I have set up an area
table with area polygons, and area titles and I would like to effectively loop through that table, using something like Postgis' st_intersects()
to select the data to go in each CSV file, and get the filename for the CSV file from the title in the area table.
I'm comfortable with the details of doing the intersection code, and setting up the CSV output - what I don't know is how to do it for each area. Is it possible to do something like this with some sort of join? Or do I need to do it with a stored procedure, and use a loop construct in plpgsql?
You can loop over rows in your area
table in plpgsql. But be careful to get quoting of identifiers and values right:
Assuming this setup:
CREATE TABLE area (
title text PRIMARY KEY
, area_polygon geometry
);
CREATE TABLE points(
point_id serial PRIMARY KEY
, the_geom geometry);
You can use this plpgsql block:
DO
$do$
DECLARE
_title text;
BEGIN
FOR _title IN
SELECT title FROM area
LOOP
EXECUTE format('COPY (SELECT p.*
FROM area a
JOIN points p ON ST_INTERSECTS(p.the_geom, a.area_polygon)
WHERE a.title = %L) TO %L (FORMAT csv)'
, _title
, '/path/to/' || _title || '.csv');
END LOOP;
END
$do$;
Use format with %L
(for string literal) to get properly quoted strings to avoid syntax errors and possible SQL injection.
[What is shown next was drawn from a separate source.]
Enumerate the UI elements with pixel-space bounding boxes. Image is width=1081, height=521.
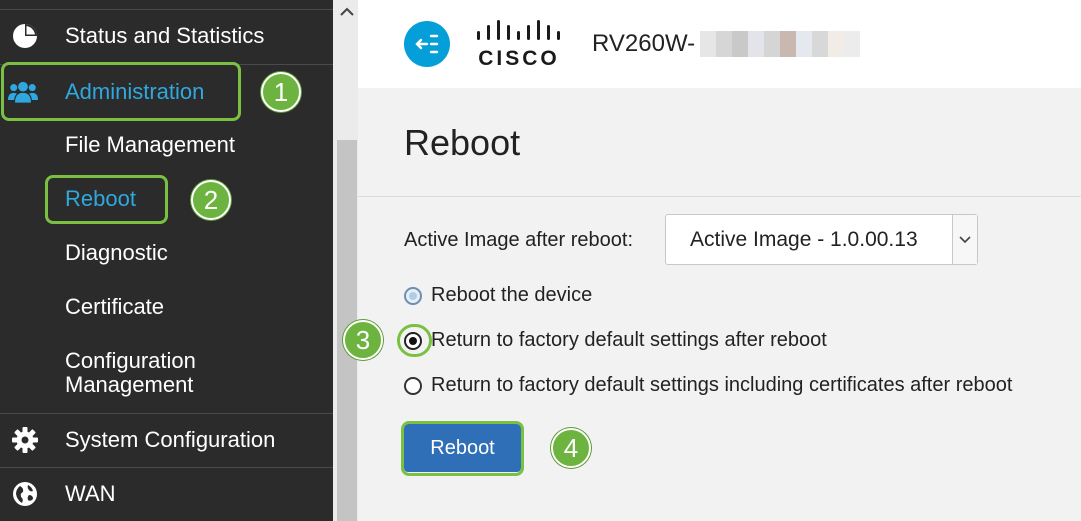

You still need to use strings in area.title
that work for file names.)
Also careful to quote the filename as a whole, not just the title part of it.
You must concatenate the whole command as string. The "utility command" COPY
does not allow variable substitution. That's only possible with the core DML commands SELECT
, INSERT
, UPDATE
, and DELETE
. See:
So don't read out area.area_polygon
in the loop. It would have to be cast to text
to concatenate it into the query string, where the text representation would be cast back to geometry
(or whatever your actual undisclosed data type is). That's prone to errors.
Instead I only read area.title
to uniquely identify the row and handle the rest in the query internally.